Aesthetic image cropping aims to enhance the aesthetic quality of an image by improving its composition through spatial cropping. Previous methods often rely on saliency prediction or retrieval augmentation, ignoring the task's core requirement: a deep understanding of composition and aesthetics. Consequently, saliency-based methods struggle to make compositional trade-offs in complex scenes, while retrieval-based methods blindly refer to similar cases, lacking adaptive reasoning for unique scenes. Both approaches fail to align their automated cropping results with those of human experts. To address the above issues, we propose a novel paradigm that reformulates aesthetic cropping as a multimodal reasoning task, aiming to activate the VLM's analytical and comprehension capabilities in aesthetics. We design a Compositional Reasoning and Optimizing Preference method (CROP) that directs the VLM to think like a professional photographer. It deconstructs a complex and subjective aesthetic problem into an "analysis-proposal-decision" process, reasoning step by step through the analysis of scene elements and compositional principles. Meanwhile, our expert preference alignment module makes the model's decision consistent with human expert aesthetics. Extensive experiments across multiple datasets validate our method's superiority and component effectiveness.

Editorial analysis

A structured set of objections, weighed in public.

Desk editor's note, referee report, simulated authors' rebuttal, and a circularity audit. Tearing a paper down is the easy half of reading it; the pith above is the substance, this is the friction.

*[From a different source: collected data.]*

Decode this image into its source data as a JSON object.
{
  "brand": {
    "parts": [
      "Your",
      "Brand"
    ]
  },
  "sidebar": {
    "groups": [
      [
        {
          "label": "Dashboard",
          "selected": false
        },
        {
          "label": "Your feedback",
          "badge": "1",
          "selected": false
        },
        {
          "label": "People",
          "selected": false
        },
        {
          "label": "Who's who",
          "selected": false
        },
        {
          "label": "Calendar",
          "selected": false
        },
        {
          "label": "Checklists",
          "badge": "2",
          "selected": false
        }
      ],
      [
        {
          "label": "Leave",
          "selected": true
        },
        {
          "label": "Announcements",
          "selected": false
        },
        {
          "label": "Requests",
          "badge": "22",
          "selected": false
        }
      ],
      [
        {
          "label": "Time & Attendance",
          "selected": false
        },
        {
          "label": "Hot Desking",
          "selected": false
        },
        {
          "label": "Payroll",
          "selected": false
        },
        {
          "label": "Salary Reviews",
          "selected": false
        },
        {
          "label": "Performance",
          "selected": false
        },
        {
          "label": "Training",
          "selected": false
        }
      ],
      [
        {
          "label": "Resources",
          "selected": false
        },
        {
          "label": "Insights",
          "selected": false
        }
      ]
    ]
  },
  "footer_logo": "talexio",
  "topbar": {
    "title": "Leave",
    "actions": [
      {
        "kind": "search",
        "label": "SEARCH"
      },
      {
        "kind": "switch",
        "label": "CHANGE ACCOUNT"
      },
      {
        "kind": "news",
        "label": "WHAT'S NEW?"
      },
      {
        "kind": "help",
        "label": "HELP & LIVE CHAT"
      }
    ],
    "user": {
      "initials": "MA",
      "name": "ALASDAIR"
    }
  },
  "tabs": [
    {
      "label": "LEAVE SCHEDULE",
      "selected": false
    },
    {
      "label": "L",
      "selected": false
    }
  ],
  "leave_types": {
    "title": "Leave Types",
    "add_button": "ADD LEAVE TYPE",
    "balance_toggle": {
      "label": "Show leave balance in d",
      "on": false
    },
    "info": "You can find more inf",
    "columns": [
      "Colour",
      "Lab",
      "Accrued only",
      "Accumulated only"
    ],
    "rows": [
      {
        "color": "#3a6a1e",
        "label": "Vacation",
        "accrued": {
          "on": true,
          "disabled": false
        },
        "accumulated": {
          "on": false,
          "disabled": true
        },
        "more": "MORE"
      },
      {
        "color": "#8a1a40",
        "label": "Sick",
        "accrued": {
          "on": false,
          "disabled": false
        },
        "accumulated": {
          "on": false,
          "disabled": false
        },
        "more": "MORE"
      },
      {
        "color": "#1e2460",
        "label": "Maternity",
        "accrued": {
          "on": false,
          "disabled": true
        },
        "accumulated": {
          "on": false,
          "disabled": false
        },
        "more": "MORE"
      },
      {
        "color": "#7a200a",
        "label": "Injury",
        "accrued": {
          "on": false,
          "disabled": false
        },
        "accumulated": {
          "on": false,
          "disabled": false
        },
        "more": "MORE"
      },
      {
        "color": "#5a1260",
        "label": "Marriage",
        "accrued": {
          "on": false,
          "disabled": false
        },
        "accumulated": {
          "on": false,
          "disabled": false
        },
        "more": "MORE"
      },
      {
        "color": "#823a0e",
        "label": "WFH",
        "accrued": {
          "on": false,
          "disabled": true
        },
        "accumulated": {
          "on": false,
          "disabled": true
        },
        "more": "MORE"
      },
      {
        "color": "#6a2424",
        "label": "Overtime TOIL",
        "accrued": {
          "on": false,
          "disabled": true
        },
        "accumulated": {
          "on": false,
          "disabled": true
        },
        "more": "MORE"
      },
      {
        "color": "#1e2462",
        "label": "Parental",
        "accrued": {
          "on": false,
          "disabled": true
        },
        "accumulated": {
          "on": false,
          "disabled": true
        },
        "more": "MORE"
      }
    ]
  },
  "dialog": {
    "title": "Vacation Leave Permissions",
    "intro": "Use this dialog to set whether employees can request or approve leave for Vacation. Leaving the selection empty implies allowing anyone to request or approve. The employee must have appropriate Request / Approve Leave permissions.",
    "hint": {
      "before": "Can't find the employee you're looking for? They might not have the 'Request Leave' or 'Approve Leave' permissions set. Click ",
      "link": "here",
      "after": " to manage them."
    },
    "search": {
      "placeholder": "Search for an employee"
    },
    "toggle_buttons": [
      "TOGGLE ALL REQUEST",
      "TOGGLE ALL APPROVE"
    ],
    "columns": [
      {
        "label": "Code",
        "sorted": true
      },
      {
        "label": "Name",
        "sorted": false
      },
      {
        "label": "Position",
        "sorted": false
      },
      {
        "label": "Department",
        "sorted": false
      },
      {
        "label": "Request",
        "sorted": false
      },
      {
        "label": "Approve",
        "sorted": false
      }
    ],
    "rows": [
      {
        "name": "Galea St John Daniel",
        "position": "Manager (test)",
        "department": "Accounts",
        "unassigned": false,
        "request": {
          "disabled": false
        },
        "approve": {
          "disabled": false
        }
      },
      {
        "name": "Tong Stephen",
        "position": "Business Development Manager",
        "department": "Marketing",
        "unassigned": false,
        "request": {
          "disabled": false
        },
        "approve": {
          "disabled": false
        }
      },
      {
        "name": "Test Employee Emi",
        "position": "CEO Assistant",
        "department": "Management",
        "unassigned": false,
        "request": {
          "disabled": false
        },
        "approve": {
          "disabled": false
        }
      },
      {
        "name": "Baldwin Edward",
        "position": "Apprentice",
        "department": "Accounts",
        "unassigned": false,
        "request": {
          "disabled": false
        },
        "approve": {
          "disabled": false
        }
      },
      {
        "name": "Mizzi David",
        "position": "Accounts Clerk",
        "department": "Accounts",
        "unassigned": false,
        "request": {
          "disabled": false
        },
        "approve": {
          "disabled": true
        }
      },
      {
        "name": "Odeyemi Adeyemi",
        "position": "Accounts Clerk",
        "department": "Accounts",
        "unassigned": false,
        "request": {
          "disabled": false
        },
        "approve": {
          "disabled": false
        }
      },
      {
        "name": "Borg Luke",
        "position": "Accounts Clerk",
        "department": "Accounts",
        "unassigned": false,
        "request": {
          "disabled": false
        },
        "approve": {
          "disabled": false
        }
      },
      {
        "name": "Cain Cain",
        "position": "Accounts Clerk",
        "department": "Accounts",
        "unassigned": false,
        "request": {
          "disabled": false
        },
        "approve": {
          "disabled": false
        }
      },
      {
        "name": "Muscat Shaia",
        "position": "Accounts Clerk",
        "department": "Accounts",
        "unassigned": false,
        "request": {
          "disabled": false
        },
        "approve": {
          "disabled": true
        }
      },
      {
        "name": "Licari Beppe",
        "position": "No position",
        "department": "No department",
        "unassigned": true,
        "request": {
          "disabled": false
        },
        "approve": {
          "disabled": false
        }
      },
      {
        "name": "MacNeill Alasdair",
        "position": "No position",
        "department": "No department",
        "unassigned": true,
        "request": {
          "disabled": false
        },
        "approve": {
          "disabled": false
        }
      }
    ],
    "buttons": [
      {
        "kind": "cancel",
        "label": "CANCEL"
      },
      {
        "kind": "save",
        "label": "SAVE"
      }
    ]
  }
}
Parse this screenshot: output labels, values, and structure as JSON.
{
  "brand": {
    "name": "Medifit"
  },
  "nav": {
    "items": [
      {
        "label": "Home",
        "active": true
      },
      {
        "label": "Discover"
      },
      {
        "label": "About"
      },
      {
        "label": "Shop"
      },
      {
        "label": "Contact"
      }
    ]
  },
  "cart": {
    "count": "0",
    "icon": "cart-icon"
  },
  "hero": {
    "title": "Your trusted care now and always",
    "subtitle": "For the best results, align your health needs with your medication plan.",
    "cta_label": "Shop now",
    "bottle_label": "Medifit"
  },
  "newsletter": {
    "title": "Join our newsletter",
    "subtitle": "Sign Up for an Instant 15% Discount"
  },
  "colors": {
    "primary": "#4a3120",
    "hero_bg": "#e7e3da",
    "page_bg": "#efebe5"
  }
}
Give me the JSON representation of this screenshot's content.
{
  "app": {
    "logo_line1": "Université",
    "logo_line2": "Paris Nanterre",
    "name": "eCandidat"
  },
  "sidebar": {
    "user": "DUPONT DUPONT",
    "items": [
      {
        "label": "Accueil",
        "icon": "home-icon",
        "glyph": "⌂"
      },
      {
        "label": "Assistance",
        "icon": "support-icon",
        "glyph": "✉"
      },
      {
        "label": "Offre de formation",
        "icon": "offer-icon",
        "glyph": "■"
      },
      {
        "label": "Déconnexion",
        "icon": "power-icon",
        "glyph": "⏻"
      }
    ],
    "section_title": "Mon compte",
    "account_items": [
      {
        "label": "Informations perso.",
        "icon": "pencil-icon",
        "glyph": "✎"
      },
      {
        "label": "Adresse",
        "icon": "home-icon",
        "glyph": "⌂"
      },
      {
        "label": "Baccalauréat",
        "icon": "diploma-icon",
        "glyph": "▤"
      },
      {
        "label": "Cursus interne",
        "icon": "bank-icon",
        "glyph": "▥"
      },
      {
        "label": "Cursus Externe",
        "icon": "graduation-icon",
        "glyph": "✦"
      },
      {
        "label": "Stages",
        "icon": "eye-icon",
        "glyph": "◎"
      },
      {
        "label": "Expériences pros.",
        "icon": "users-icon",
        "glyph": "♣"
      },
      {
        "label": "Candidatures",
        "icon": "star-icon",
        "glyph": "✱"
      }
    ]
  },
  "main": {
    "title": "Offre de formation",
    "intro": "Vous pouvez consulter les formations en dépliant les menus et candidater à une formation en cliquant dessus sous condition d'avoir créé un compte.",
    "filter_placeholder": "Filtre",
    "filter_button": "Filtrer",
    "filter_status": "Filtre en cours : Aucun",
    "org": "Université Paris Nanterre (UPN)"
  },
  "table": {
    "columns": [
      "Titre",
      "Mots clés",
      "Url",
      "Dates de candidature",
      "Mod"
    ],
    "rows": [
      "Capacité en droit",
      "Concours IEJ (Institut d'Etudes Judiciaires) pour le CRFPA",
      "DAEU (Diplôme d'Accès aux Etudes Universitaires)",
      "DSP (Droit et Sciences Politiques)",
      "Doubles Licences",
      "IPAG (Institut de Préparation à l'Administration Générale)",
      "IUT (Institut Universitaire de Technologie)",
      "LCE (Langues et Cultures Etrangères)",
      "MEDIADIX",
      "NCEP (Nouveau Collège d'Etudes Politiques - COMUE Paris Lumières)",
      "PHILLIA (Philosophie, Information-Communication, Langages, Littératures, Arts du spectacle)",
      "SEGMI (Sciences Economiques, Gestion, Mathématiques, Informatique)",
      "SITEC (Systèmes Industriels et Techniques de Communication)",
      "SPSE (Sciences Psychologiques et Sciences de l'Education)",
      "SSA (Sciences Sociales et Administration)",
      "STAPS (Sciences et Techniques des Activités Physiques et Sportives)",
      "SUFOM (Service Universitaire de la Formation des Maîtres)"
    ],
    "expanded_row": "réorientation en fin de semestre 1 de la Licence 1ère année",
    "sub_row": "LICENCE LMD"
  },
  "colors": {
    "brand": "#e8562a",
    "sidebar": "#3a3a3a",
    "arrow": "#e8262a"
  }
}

Desk Editor's Note private letter to a colleague

The paper reframes cropping as VLM reasoning with an analysis-proposal-decision loop plus expert alignment, but leaves the alignment mechanism too vague to judge the gains.

read the letter

The main thing here is a shift from saliency maps or image retrieval to a structured reasoning process inside a vision-language model. The authors break aesthetic cropping into analysis of scene elements and composition rules, followed by proposal and decision steps, then add a module meant to keep outputs consistent with expert photographers. This directly targets the compositional trade-offs that saliency methods miss and the lack of adaptability in retrieval approaches. That framing is new relative to the baselines they cite and gives the work a clear conceptual hook. If the alignment step actually works, it could produce more adaptive results on complex scenes than prior automated tools. The paper does a solid job laying out those prior limitations in plain terms. The soft spot is the alignment module itself. The abstract and stress-test note give no formulation for how expert preferences are collected, no training objective, and no indication whether this is prompt tuning, supervised fine-tuning, or a preference loss. Without that, the claim that the model will reliably behave like an expert reduces to an assertion rather than a demonstrated mechanism. Experiments are said to validate superiority, but no numbers, datasets, or error breakdowns appear in the provided summary, so the performance edge cannot be checked yet. This is aimed at researchers building VLM tools for photo editing or creative vision tasks. A reader already working on multimodal reasoning would get value from the paradigm even if the implementation details need tightening. It deserves peer review so referees can examine the full experiments and the exact alignment procedure to see whether the central claim holds.

Referee Report

2 major / 1 minor

Summary. The manuscript proposes CROP, a Compositional Reasoning and Optimizing Preference method for aesthetic image cropping. It reformulates the task as a multimodal reasoning problem in which a VLM is directed through an explicit 'analysis-proposal-decision' pipeline that decomposes scene elements and compositional principles, augmented by an expert preference alignment module intended to enforce consistency with human expert aesthetics. The central claim is that this approach outperforms saliency-based and retrieval-based baselines by enabling adaptive, expert-aligned cropping decisions.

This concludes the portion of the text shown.